Ce tome 3 fait immédiatement suite aux évènements du second volume des Enfants d’Erebus.
Plus encore que dans les deux premiers tomes, l’action se précipite dans Imago, laissant peu de temps aux personnages pour souffler ou se morfondre, juste de quoi présenter leur état d’esprit et affirmer leur personnalité.
On retrouve une Jade moins sûre d’elle, déchirée entre son amour naissant pour Arsène, ses sentiments, son désir pourtant bien humain, naturel et cette nature extra-terrestre qui l’habite, vit en elle et fait d’elle quelqu’un d’autre, une entité mortelle pour quiconque l’approcherait de trop près. Cette lutte transforme Jade physiquement et psychologiquement. Jean-Luc Marcastel n’épargne rien à son héroïne, insiste sur la naissance pure et simple de sa féminité dans son essence la plus naturelle. Comme une superbe plante vénéneuse, Jade sait qu’elle s’achemine vers une fatale destinée. Son rôle fait d’elle une sorte d’otage au sein d’une guerre qu’elle n’a pas choisi. Certes, elle veut venger son père mais les évènements aidant, les révélations sur ce père se multipliant, Jade finit par douter de tout et de tout le monde. La force lui revient quand elle apprend que ses sentiments sont partagés, que ses amis, Alice en tête, la comprennent et ne la jugent pas aussi sévèrement qu’elle-même.
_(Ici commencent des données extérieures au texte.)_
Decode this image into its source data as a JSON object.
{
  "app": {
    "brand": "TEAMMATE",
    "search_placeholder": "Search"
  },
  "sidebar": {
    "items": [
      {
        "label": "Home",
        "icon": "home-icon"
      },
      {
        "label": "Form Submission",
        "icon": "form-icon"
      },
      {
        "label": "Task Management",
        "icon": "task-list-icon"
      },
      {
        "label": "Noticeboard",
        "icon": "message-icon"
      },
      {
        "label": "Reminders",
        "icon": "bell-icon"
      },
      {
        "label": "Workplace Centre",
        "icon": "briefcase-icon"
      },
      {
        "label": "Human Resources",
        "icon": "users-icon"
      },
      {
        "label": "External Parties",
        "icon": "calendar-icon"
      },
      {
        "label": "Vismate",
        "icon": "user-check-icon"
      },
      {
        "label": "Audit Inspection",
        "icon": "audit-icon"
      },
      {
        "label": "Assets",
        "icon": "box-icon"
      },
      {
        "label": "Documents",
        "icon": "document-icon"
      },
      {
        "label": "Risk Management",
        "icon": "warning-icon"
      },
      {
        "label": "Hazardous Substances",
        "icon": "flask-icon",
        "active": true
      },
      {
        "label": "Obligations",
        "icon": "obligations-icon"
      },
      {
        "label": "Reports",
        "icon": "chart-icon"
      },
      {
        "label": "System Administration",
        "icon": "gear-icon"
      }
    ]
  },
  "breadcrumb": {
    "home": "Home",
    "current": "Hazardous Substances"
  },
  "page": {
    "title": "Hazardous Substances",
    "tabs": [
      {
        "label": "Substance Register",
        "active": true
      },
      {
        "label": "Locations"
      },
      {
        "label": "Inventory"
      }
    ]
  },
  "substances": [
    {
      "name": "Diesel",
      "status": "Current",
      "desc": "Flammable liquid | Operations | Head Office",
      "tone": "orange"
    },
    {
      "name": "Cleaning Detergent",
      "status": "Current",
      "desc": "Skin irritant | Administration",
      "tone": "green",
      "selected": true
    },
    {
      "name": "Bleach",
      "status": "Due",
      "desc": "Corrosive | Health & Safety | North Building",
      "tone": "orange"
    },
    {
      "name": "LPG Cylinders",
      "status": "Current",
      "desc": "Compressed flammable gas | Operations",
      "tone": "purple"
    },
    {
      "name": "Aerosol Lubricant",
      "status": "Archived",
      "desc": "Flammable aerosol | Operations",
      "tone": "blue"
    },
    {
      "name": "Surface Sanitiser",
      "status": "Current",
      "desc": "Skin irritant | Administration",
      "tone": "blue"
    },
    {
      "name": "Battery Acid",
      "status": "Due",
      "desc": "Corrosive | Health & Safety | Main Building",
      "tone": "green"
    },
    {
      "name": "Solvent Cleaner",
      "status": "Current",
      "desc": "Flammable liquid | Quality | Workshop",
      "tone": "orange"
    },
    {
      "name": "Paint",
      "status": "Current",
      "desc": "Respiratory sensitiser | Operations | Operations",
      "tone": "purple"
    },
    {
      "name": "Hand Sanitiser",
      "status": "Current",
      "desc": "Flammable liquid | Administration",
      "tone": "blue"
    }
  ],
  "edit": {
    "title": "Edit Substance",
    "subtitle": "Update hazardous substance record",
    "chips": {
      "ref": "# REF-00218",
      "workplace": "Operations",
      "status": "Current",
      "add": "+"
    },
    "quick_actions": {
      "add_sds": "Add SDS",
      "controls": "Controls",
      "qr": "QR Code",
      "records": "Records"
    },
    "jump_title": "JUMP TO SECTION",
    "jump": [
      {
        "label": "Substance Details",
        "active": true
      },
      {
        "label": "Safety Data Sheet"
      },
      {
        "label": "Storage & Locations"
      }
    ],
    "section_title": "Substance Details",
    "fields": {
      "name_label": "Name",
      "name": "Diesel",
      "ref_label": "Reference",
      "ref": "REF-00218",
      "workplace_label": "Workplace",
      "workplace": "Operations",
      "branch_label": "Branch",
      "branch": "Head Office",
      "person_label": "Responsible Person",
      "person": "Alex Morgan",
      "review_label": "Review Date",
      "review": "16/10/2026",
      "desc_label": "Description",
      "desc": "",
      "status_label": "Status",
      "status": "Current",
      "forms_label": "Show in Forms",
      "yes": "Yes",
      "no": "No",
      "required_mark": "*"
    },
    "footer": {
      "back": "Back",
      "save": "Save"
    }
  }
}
Les personnages secondaires affirment plus encore l’importance de leur rôle dans cette histoire riche et surprenante. Parmi eux, anges salvateurs pour la cause des Anciens, Alice et Arsène se révèlent pleinement. Soldat au service d’une cause, d’une revanche pour le chagrin et la perte supportés, Arsène évolue grâce à son amour pour Jade. Prêt à tout pour la soutenir, il est celui qui lui ouvre les yeux sur le secret et la véritable force de cette Autre qui la tourmente. Grâce à lui, Jade accepte cette nature hideuse et dangereuse et parvient à accomplir ce qu’elle doit. Alice, sylphide devenue incarnation d’une robotique pulpeuse et métallique aussi savoureuse que les visions offertes par Metropolis, l’imaginaire d’un Leiji Matsumoto ou d’un Roger Leloup (Yoko Tsuno), sévère de par sa tragique expérience, devient une amie, une confidente, un modèle de caractère pour la jeune fille.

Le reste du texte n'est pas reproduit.